I knew I had received an outstanding education at Whitworth, but I never had an opportunity to see how it might compare to that of other schools.  This was my first real chance to see, empirically, exactly what I had paid for.  Whitworth has placed within the top five schools at the National Bowl three times in the past four years.  Furthermore, several members of standout teams over the last few years have been English majors.  I do not believe this was a coincidence.

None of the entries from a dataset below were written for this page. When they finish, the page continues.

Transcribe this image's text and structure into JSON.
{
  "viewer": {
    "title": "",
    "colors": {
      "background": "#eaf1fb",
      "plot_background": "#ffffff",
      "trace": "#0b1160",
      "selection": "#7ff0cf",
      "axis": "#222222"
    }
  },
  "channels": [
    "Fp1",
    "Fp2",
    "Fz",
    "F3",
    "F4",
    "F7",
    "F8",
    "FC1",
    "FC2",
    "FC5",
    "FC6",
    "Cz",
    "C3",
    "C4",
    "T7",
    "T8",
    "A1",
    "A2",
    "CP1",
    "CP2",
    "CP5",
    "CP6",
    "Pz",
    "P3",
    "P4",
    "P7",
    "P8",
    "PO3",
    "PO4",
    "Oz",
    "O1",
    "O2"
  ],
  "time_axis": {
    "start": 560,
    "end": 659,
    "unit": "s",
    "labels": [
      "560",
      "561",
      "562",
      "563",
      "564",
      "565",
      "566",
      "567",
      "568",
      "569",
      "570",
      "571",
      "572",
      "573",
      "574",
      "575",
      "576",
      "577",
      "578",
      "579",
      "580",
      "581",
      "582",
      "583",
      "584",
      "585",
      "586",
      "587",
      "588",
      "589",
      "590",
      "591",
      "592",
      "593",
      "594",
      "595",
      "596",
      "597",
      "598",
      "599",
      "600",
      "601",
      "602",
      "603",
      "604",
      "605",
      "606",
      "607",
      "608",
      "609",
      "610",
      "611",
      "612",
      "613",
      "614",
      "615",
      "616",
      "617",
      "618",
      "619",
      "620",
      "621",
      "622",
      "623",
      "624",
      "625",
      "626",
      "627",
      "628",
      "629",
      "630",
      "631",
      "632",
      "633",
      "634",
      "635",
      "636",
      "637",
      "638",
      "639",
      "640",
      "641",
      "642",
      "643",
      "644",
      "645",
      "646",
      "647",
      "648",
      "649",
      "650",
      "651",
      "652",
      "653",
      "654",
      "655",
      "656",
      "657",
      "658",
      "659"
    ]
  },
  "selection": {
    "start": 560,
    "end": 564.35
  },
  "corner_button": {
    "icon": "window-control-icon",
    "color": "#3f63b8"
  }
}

Whitworth English department is filled with professors who are committed to producing strong, smart, and capable students.  Several of these professors, including Thom Caraway, Vic Bobb, and Fred Johnson, were exceptionally helpful in providing direct assistance on particular cases.  All of these professors, however, were indirectly involved through the time, energy, and skill that they brought to the classroom, and by being incorrigibly devoted to producing not just better debaters, or better students—but better people.  That goes for all departments, and all people involved.  Any courage or tenacity we showed was tempered by the professors, family, and friends we had around us.  It’s unsurprising to me, then, that my most vivid memory of the Bowl is that of being a part of something much, much larger than myself.

(Left to right: Sarah, Krister, Mike, Max, Jesse, myself.  Not pictured: Keith Wyma.)